Quando un giorno finalmente anche suo padre morì, lasciò ogni proprietà indivisa, evidentemente dando per scontato che Maria Lucia non fosse da considerarsi nemmeno fra gli eredi, per cui rimanesse nella casa dell'altro figlio. Naturalmente il fratello si appropriò anche della sua porzione di eredità, considerandola sempre, nonostante un tale sopruso, un'ospite poco gradita.
Sebbene non ne fosse venuta a conoscenza, quando si accorse di essere rimasta priva di un posto tutto suo in cui vivere, l'estranea di casa non si lasciò abbattere. Reclamò i propri Diritti ed ottenne l'usufrutto di una stanza nella casa paterna.
Laborò suonando l'armonium in Chiesa per matrimoni e funerali, ed insegnando ai ragazzi del paese il canto ed il catechismo gratuitamente. Per tutti fu sempre la zia Lucia cui rivolgersi per ogni minima necessità.
Come si può bene immaginare, per quell'infelice, una vita così avrebbe dovuta essere assolutamente priva di prospettive, eppure ad un certo punto della sua esistenza, anche per Maria Lucia la vita ebbe un mutamento radicale. Consigliata da me, grazie ad una legge dello stato che favoriva l'assunzione dei disabili visivi, quella Donna sempre aperta al nuovo, trovò impiego presso un ufficio pubblico dove diligentemente lavorò e fu stimata. Ma anche lì presto dovette accorgersi con dispetto che la bellezza non le rendeva Giustizia, ma le era d'impaccio. Poiché gli Uomini non restavano indifferenti al suo fascino, lei non poteva abbassare la guardia; doveva continuare a difendersene, così come aveva sempre fatto per tenere a bada il branco di casa sua. Ad aiutarla nella non facile impresa di salvaguardare la sua dignità continuamente offesa, c'era la patina di durezza che negli anni si era costruita intorno, eppure, chi potrebbe giurare che qualche volta la coraggiosa Maria Lucia non avesse avuto voglia di estrinsecare il tanto amore che provava per gli altri?

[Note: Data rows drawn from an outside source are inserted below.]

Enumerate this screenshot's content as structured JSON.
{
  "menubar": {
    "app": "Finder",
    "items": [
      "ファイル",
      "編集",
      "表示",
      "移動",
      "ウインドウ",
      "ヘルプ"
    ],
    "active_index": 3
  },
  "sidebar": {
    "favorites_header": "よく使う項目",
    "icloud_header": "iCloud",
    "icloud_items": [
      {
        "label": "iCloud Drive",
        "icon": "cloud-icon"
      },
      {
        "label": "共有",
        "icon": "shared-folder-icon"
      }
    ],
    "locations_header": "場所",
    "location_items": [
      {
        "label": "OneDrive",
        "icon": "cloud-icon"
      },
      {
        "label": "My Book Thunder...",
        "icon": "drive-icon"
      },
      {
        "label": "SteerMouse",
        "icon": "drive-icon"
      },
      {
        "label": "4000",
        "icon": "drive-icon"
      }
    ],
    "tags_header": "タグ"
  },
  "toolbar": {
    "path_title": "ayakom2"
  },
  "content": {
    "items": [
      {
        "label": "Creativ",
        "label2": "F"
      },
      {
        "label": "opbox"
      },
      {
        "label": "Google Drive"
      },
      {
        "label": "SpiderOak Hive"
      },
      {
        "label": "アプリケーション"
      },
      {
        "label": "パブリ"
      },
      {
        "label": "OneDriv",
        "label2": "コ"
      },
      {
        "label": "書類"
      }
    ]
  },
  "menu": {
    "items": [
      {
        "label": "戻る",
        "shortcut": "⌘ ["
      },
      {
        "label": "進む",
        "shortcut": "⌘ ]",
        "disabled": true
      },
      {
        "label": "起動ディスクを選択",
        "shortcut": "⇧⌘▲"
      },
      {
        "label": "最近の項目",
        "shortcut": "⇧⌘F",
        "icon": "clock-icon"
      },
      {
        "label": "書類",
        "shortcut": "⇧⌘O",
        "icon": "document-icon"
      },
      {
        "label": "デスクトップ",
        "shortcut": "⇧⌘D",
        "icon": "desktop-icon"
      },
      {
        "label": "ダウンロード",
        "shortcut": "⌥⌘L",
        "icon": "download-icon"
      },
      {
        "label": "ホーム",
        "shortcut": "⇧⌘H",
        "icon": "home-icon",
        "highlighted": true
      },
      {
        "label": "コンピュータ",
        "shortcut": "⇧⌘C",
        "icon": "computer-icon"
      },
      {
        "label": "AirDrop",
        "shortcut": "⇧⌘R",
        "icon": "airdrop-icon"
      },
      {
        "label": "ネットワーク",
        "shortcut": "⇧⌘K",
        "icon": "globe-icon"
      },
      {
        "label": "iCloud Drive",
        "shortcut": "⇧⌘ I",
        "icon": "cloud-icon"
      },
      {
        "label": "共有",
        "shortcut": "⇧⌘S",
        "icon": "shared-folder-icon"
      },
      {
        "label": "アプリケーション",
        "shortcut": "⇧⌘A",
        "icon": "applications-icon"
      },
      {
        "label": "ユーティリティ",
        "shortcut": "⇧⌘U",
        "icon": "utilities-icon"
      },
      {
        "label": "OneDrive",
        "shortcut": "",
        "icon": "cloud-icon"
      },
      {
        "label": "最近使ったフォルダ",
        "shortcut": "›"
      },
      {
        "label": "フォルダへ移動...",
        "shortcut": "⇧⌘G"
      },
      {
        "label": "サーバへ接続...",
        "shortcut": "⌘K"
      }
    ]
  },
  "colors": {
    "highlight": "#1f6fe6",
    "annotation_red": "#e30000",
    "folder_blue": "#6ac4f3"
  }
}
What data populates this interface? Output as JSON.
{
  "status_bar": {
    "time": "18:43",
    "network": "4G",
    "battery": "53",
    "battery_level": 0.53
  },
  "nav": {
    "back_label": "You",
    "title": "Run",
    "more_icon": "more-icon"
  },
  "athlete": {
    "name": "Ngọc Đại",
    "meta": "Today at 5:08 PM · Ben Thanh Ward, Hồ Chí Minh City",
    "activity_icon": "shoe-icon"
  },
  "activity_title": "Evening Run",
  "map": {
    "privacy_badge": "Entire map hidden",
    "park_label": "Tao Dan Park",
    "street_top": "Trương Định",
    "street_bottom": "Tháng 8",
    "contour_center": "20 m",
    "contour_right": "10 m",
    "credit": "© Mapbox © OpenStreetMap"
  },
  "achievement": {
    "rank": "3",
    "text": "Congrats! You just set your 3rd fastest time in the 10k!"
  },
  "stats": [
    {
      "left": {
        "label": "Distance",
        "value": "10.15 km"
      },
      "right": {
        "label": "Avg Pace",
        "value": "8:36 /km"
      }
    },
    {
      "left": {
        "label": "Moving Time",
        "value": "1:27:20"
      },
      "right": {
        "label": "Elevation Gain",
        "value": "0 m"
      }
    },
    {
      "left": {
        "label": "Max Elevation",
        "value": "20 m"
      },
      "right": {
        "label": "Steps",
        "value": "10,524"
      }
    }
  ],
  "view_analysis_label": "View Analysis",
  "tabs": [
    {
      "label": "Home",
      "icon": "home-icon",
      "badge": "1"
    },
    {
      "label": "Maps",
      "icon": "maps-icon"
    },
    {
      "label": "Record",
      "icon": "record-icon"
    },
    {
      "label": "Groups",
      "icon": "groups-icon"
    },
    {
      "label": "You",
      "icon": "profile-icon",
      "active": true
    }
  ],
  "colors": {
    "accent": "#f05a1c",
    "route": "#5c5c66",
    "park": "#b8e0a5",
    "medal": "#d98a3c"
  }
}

Non le piacevano i fiori, ma amava regalarne ed a me ne ha donati tanti. Generosa come sa esserlo solo lo zio paperone dei fumetti, in casa di un fratello che l'aveva sempre odiata, Maria Lucia visse come poté i giorni solitari della Pensione. “A diventare vecchi, ci si prepara”, mi diceva sempre con un'alzatina di spalle, ma sarà poi vero che lei ci si sia preparata tanto da non soffrirne?
A quasi ottantacinque anni, la solitudine le pesava ancora molto, tuttavia non aveva perso la voglia di imparare nuove cose. Solo nel duemila quattro volle acquistare una macchina per Leggere.
Il suo spirito intraprendente e la curiosità intellettuale non l'abbandonarono mai, tanto che da qualche tempo si era impadronita dell'uso del personal Computer in cui aveva preteso che le installassi il Dizionario Italiano. Lo consultava assiduamente per meglio Scrivere, qualora le fosse ignoto il significato dei termini che incontrava durante le sue molteplici letture che spaziavano dalle scienze all'attualità, dalla Tecnologia alle varie branche dello scibile Umano, e cosìgradendo.
L'ultimo periodo le è stato più fausto di tutti i precedenti. Da quando si è ammalata, le nipoti che amò più che se fossero state sue figlie, non l'hanno mai lasciata sola un attimo, dimostrandole, nel momento di maggiore debolezza di non essere sola, lei che lo era stata così tanto, per tutta la vita.
La sera del quindici febbraio se ne andò senza nemmeno accorgersene, ed io quel giorno non le avevo neppure telefonato.
Non mi mancherebbe meno, se lo avessi fatto, ma sento quell'essermi distratta come una mancanza colpevole.